Cette neige tient au sol jusqu’aux environs du 20 janvier, et en région parisienne, les pentes de la forêt de St-Cloud se transforment en une station de sports d’hiver, comme c’était déjà le cas en mars 1909 (un moyen comme un autre de faire oublier les douleurs de la guerre…). Tous les jours, des centaines de skieurs empruntent la ligne de métro n°9 les menant à Pont de Sèvres. Bon nombre d’habitants de St-Cloud sont d’ailleurs assez méprisants face à cette mode qu’ils trouvent déplacée, vu le contexte : « Ces gens sont fous.
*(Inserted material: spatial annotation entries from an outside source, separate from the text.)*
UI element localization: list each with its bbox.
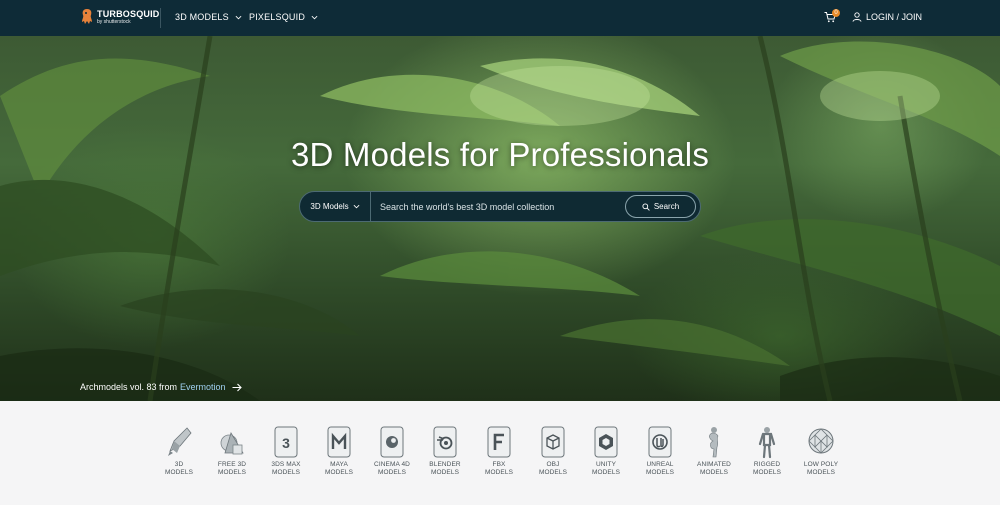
obj-icon	[541, 426, 565, 458]
hero-title: 3D Models for Professionals	[290, 136, 710, 173]
category-maya-models[interactable]: MAYA MODELS	[313, 425, 365, 477]
category-blender-models[interactable]: BLENDER MODELS	[419, 425, 471, 477]
3ds-max-icon: 3	[274, 426, 298, 458]
credit-link-evermotion[interactable]: Evermotion	[180, 382, 226, 392]
nav-3d-models-menu[interactable]: 3D MODELS	[175, 12, 242, 22]
search-category-label: 3D Models	[310, 202, 349, 211]
free-shapes-icon	[220, 432, 244, 455]
search-category-dropdown[interactable]: 3D Models	[300, 192, 371, 221]
nav-divider	[160, 8, 161, 28]
search-button-label: Search	[653, 202, 680, 211]
category-animated-models[interactable]: ANIMATED MODELS	[688, 425, 740, 477]
category-unity-models[interactable]: UNITY MODELS	[580, 425, 632, 477]
category-line2: MODELS	[430, 469, 460, 476]
category-cinema-4d-models[interactable]: CINEMA 4D MODELS	[366, 425, 418, 477]
squid-logo-icon	[82, 9, 92, 24]
category-line1: OBJ	[546, 461, 560, 468]
category-line1: LOW POLY	[803, 461, 839, 468]
chevron-down-icon	[353, 204, 360, 209]
cinema-4d-icon	[380, 426, 404, 458]
category-line2: MODELS	[484, 469, 514, 476]
category-low-poly-models[interactable]: LOW POLY MODELS	[795, 425, 847, 477]
category-obj-models[interactable]: OBJ MODELS	[527, 425, 579, 477]
arrow-right-icon[interactable]	[232, 383, 242, 392]
category-line1: MAYA	[330, 461, 348, 468]
nav-pixelsquid-label: PIXELSQUID	[249, 12, 306, 22]
category-line1: 3D	[174, 461, 184, 468]
login-join-link[interactable]: LOGIN / JOIN	[852, 12, 922, 22]
unreal-icon	[648, 426, 672, 458]
category-line1: BLENDER	[429, 461, 461, 468]
hero-banner: 3D Models for Professionals 3D Models Se…	[0, 36, 1000, 401]
user-icon	[852, 12, 862, 22]
chevron-down-icon	[235, 15, 242, 19]
search-bar: 3D Models Search	[299, 191, 701, 222]
category-rigged-models[interactable]: RIGGED MODELS	[741, 425, 793, 477]
fbx-icon	[487, 426, 511, 458]
nav-pixelsquid-menu[interactable]: PIXELSQUID	[249, 12, 318, 22]
category-line2: MODELS	[645, 469, 675, 476]
category-free-3d-models[interactable]: FREE 3D MODELS	[206, 425, 258, 477]
category-fbx-models[interactable]: FBX MODELS	[473, 425, 525, 477]
category-line2: MODELS	[164, 469, 194, 476]
svg-text:3: 3	[282, 435, 290, 451]
unity-icon	[594, 426, 618, 458]
category-line2: MODELS	[324, 469, 354, 476]
search-button[interactable]: Search	[625, 195, 696, 218]
credit-text: Archmodels vol. 83 from	[80, 382, 178, 392]
search-icon	[642, 202, 650, 211]
nav-3d-models-label: 3D MODELS	[175, 12, 229, 22]
category-line2: MODELS	[217, 469, 247, 476]
brand-sub: by shutterstock	[97, 18, 131, 25]
category-line1: 3DS MAX	[271, 461, 301, 468]
category-line2: MODELS	[591, 469, 621, 476]
category-line2: MODELS	[271, 469, 301, 476]
category-line1: FREE 3D	[217, 461, 247, 468]
login-join-label: LOGIN / JOIN	[866, 12, 923, 22]
category-line2: MODELS	[806, 469, 836, 476]
top-navbar: TURBOSQUID by shutterstock 3D MODELS PIX…	[0, 0, 1000, 36]
category-line1: UNREAL	[646, 461, 674, 468]
category-3ds-max-models[interactable]: 3 3DS MAX MODELS	[260, 425, 312, 477]
category-bar: 3D MODELS FREE 3D MODELS 3 3DS MAX MODELS M…	[0, 401, 1000, 505]
category-line2: MODELS	[538, 469, 568, 476]
category-line1: FBX	[492, 461, 506, 468]
maya-icon	[327, 426, 351, 458]
category-line1: ANIMATED	[697, 461, 731, 468]
category-line1: UNITY	[596, 461, 616, 468]
chevron-down-icon	[311, 15, 318, 19]
turbosquid-logo[interactable]: TURBOSQUID by shutterstock	[80, 8, 160, 26]
animated-figure-icon	[709, 427, 719, 458]
rocket-icon	[168, 427, 192, 456]
category-unreal-models[interactable]: UNREAL MODELS	[634, 425, 686, 477]
category-3d-models[interactable]: 3D MODELS	[153, 425, 205, 477]
blender-icon	[433, 426, 457, 458]
category-line2: MODELS	[699, 469, 729, 476]
search-input[interactable]	[380, 192, 610, 221]
rigged-figure-icon	[758, 427, 776, 459]
cart-count-badge: 0	[832, 9, 840, 17]
category-line2: MODELS	[752, 469, 782, 476]
hero-credit: Archmodels vol. 83 from Evermotion	[80, 382, 242, 392]
category-line1: CINEMA 4D	[374, 461, 410, 468]
category-line2: MODELS	[377, 469, 407, 476]
brand-name: TURBOSQUID	[97, 8, 160, 19]
low-poly-sphere-icon	[808, 428, 834, 454]
category-line1: RIGGED	[753, 461, 781, 468]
Non contents de geler chez eux, ils ont encore l’audace d’aller se mouiller les pieds dans la neige. Quelle époque ! ». Des courses sont ainsi organisées par le ski-club de Paris, à défaut des vastes espaces alpins, et Baptiste-Cauderlier (de l’école de Haute Montagne) remporte la Course-Relais. L’endroit n’étant pas très approprié à ce genre d’exercice, les chutes sont très nombreuses et lorsqu’elles surviennent, le petit jeu consiste à tâter le sol avec le derrière en levant les jambes en l’air… La pratique du ski en plaine n’étant pas l’exclusivité de Paris, il n’est pas rare de voir des employés de l’administration Française désormais installée à Vichy se rendre à leur travail par ce moyen de locomotion. -
Les 2 et 3 février 1941, une exceptionnelle tempête de neige collante provoque d’importantes coupures d’électricité dans tout le Nord-ouest du pays, notamment en région parisienne. Cette neige très lourde forme des cylindres de glace de 5cm sur les files électriques, et la couche au sol atteint 15 à 25cm en Ile-de-France. Pour 7,60 F de l’heure, 5000 ouvriers et 2000 chômeurs essaient tant bien que mal de dégager les rues de Paris avec les moyens du bord, mais la neige tassée tient bon, et les équipes brise-glace munies d’ustensiles dignes de la préhistoire progressent lentement. A ce rythme, il aurait fallu 16 jours pour nettoyer l’ensemble de la capitale ! Heureusement qu’un redoux se produit quelques jours plus tard. Il faut signaler que depuis l’occupation Allemande, la circulation est réglementée dans la capitale et les automobiles sont beaucoup plus rares qu’avant (d’autant qu’il y a pénurie de carburant). Les voies de circulation restent donc plus facilement gelées, et comme les déplacements se font souvent à vélo ou à motocyclette, les conditions météo aggravent sensiblement les difficultés de la vie quotidienne. L’électricité se fait également plus rare, et en ces temps de consommation accrue, les coupures sont fréquentes.